Why do we want to find genetic variants linked to disease?
- Novel biological insights clinical advances therapeutic targets, biomarkers, prevention
- Improved measures of individual aetiological processes personalized medicine diagnostics,
prognostics, therapeutic optimization.
Association study design: we have a control group, 5% has variant X. we have a case group, 21% has variant X.
Candidate gene studies (until 1990): preselect several genes based upon knowledge and convenience. Then you
test for association with a trait.
Genome Wide Association Studies:
Microarrays can contain more than 1 million tagging SNPs covering the genome in high density.
, Strategy:
- Genotype of large set of individuals (cases+controls) on ~1 million SNPs.
o We don’t need to do all 3*109 SNPs, since close by SNPs are often correlated
- For each SNP: compare allele frequency across cases and controls, conduct a statistical test for a
difference in frequency.
The first outcome of GWAS is a Manhattan plot.
- Every dot: association test of one single SNP in a genome
Advantages:
- May identify several possible loci as spans whole genome
- Relationships between loci may identify new biological pathways
- Results from multiple studies can be integrated, aiding prioritization of genes for replications and
increasing statistical confidence
Disadvantages
- Increased likelihood of false positives
- Population stratification
- Large number of samples needed
- Vast amounts of data analysed and produced, need cluster computers.
The initial sample sizes for GWAS were 5 to 10 thousands, where they actually needed 100 thousands or
millions to ultimately allow the detection of genetic variants with very small effects.
Schizophrenia:
- N= 3300 cases/3500 controls: 2 risk genes found in whole genome
- N= 9000 cases/12 000 controls: 7 risk genes found in whole genome
- N= 14 000 cases/18 000 controls: 22 risk genes found in whole genome
- N= 40 000 cases/50 000 controls: 131 risk genes found current largest GWAS of Schizophrenia
o However: these genes explain <3% of the liability of schizophrenia
o However: risk associated to 8300 genetic variants explains ~32% of liability, so this includes
variants found in the study but not statistical significant
Huge sample sizes were needed and currently reached. GWAS results is found to be very reliable, many genes
now are discovered. GWAS of their own group had 1 million individuals.
Many complex traits are highly heritable. GWAS has detected some genetic variants, but as is said, this is a very
small portion of the whole genetic variance (<2%).
- Effect sizes are small, so large samples are needed
- No functional information is gotten: most findings are outside of the genes and not inside.
The majority of human complex traits are probably caused by thousands of genes of very small effect.
How do we biologically interpret GWAS results? gain mechanistic insight
- GWAS provides associated variant genes, yet no functionality of the variant
- Current GWAS results are difficult to interpret, complicating the formulation of hypotheses that can be
tested in functional experiments
There are 4 issues with GWAS hits for polygenic traits:
1. They are mostly outside genes or in non-coding genic regions, with likely regulatory functions that are
currently unknown
2. They have small effects
3. SNPs are correlated, which complicated pinpointing the causal SNP
4. There are 100s of genes involved in polygenic traits: a single gene will not provide the whole picture
What about the SNPs that are correlated?
GWAS first output is a Manhattan plot. A loci is a peak of the plot. When we zoom in on a locus, there are
multiple SNPs found on one locus that are all statistically significant.

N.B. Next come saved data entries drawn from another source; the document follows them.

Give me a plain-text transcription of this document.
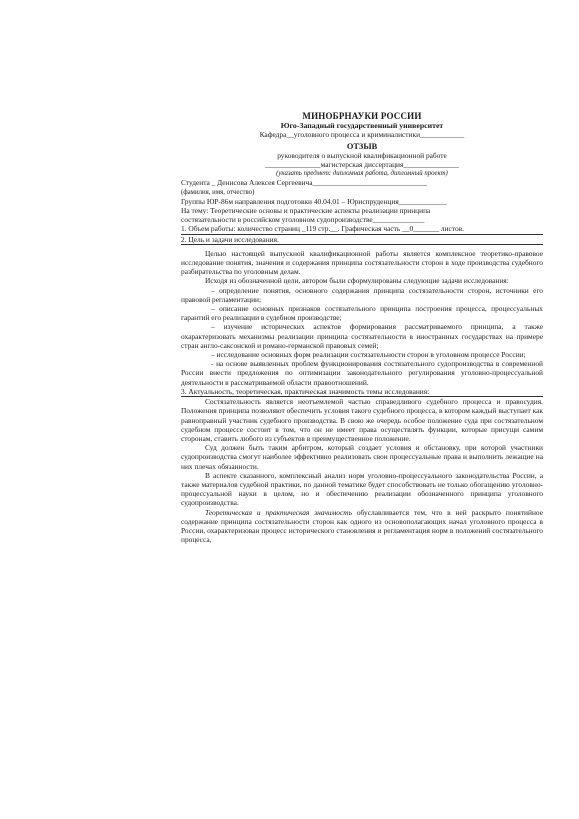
МИНОБРНАУКИ РОССИИ
Юго-Западный государственный университет
Кафедра__уголовного процесса и криминалистики____________
ОТЗЫВ
руководителя о выпускной квалификационной работе
_______________магистерская диссертация_______________
(указать предмет: дипломная работа, дипломный проект)
Студента _ Денисова Алексея Сергеевича_______________________________
(фамилия, имя, отчество)
Группы ЮР-86м направления подготовки 40.04.01 – Юриспруденция_____________
На тему: Теоретические основы и практические аспекты реализации принципа
состязательности в российском уголовном судопроизводстве______________
1. Объем работы: количество страниц _119 стр.__. Графическая часть __0_______ листов.
2. Цель и задачи исследования.

Целью настоящей выпускной квалификационной работы является комплексное теоретико-правовое исследование понятия, значения и содержания принципа состязательности сторон в ходе производства судебного разбирательства по уголовным делам.

Исходя из обозначенной цели, автором были сформулированы следующие задачи исследования:

– определение понятия, основного содержания принципа состязательности сторон, источники его правовой регламентации;

– описание основных признаков состязательного принципа построения процесса, процессуальных гарантий его реализации в судебном производстве;

– изучение исторических аспектов формирования рассматриваемого принципа, а также охарактеризовать механизмы реализации принципа состязательности в иностранных государствах на примере стран англо-саксонской и романо-германской правовых семей;

– исследование основных форм реализации состязательности сторон в уголовном процессе России;

- на основе выявленных проблем функционирования состязательного судопроизводства в современной России внести предложения по оптимизации законодательного регулирования уголовно-процессуальной деятельности в рассматриваемой области правоотношений.

3. Актуальность, теоретическая, практическая значимость темы исследования:

Состязательность является неотъемлемой частью справедливого судебного процесса и правосудия. Положения принципа позволяют обеспечить условия такого судебного процесса, в котором каждый выступает как равноправный участник судебного производства. В свою же очередь особое положение суда при состязательном судебном процессе состоит в том, что он не имеет права осуществлять функции, которые присущи самим сторонам, ставить любого из субъектов в преимущественное положение.

Суд должен быть таким арбитром, который создает условия и обстановку, при которой участники судопроизводства смогут наиболее эффективно реализовать свои процессуальные права и выполнить лежащие на них плечах обязанности.

В аспекте сказанного, комплексный анализ норм уголовно-процессуального законодательства России, а также материалов судебной практики, по данной тематике будет способствовать не только обогащению уголовно-процессуальной науки в целом, но и обеспечению реализации обозначенного принципа уголовного судопроизводства.

Теоретическая и практическая значимость обуславливается тем, что в ней раскрыто понятийное содержание принципа состязательности сторон как одного из основополагающих начал уголовного процесса в России, охарактеризован процесс исторического становления и регламентация норм в положений состязательного процесса,
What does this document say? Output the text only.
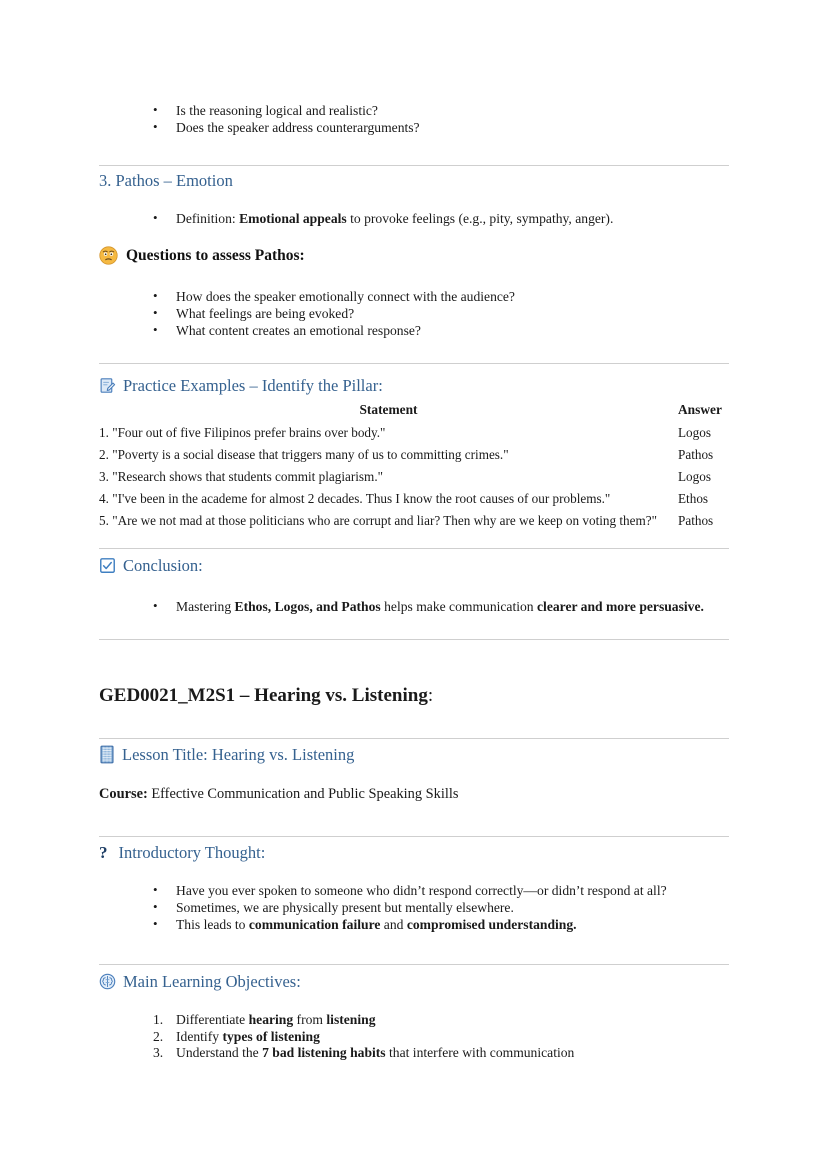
• Is the reasoning logical and realistic?
• Does the speaker address counterarguments?
3. Pathos – Emotion
• Definition: Emotional appeals to provoke feelings (e.g., pity, sympathy, anger).
Questions to assess Pathos:
• How does the speaker emotionally connect with the audience?
• What feelings are being evoked?
• What content creates an emotional response?
Practice Examples – Identify the Pillar:
Statement	Answer
1. "Four out of five Filipinos prefer brains over body."	Logos
2. "Poverty is a social disease that triggers many of us to committing crimes."	Pathos
3. "Research shows that students commit plagiarism."	Logos
4. "I've been in the academe for almost 2 decades. Thus I know the root causes of our problems."	Ethos
5. "Are we not mad at those politicians who are corrupt and liar? Then why are we keep on voting them?"	Pathos
Conclusion:
• Mastering Ethos, Logos, and Pathos helps make communication clearer and more persuasive.
GED0021_M2S1 – Hearing vs. Listening:
Lesson Title: Hearing vs. Listening
Course: Effective Communication and Public Speaking Skills
? Introductory Thought:
• Have you ever spoken to someone who didn’t respond correctly—or didn’t respond at all?
• Sometimes, we are physically present but mentally elsewhere.
• This leads to communication failure and compromised understanding.
Main Learning Objectives:
Differentiate hearing from listening
Identify types of listening
Understand the 7 bad listening habits that interfere with communication
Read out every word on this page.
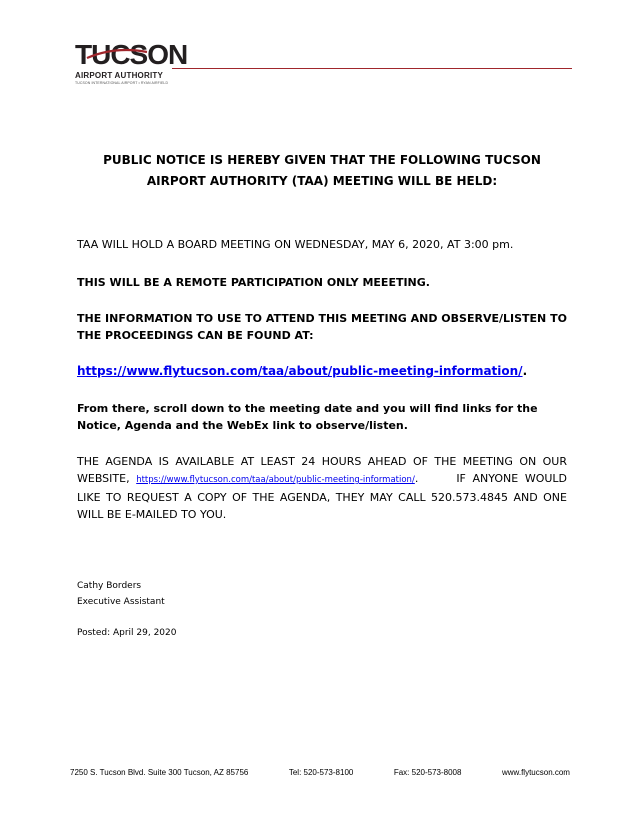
TUCSON
AIRPORT AUTHORITY
TUCSON INTERNATIONAL AIRPORT • RYAN AIRFIELD
PUBLIC NOTICE IS HEREBY GIVEN THAT THE FOLLOWING TUCSON
AIRPORT AUTHORITY (TAA) MEETING WILL BE HELD:

TAA WILL HOLD A BOARD MEETING ON WEDNESDAY, MAY 6, 2020, AT 3:00 pm.

THIS WILL BE A REMOTE PARTICIPATION ONLY MEEETING.

THE INFORMATION TO USE TO ATTEND THIS MEETING AND OBSERVE/LISTEN TO THE PROCEEDINGS CAN BE FOUND AT:

https://www.flytucson.com/taa/about/public-meeting-information/.

From there, scroll down to the meeting date and you will find links for the Notice, Agenda and the WebEx link to observe/listen.

THE AGENDA IS AVAILABLE AT LEAST 24 HOURS AHEAD OF THE MEETING ON OUR WEBSITE, https://www.flytucson.com/taa/about/public-meeting-information/.	IF ANYONE WOULD LIKE TO REQUEST A COPY OF THE AGENDA, THEY MAY CALL 520.573.4845 AND ONE WILL BE E-MAILED TO YOU.

Cathy Borders
Executive Assistant
Posted: April 29, 2020
7250 S. Tucson Blvd. Suite 300 Tucson, AZ 85756	Tel: 520-573-8100	Fax: 520-573-8008	www.flytucson.com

The top SNP is a diamond in the plot, but
it’s not most significant. The colour of the other SNPs denote how strongly they are correlated with the top SNP.
When they are closely located to this SNP, the genotype is correlated, meaning a very small p-value. In the area
there are many genes. If there would have been only one, it would’ve been easier to say which gene is
associated with which phenotype. However this is not the case, because multiple genes and SNPs are found in
the locus, it is hard which one is the one that is most likely to cause the phenotype?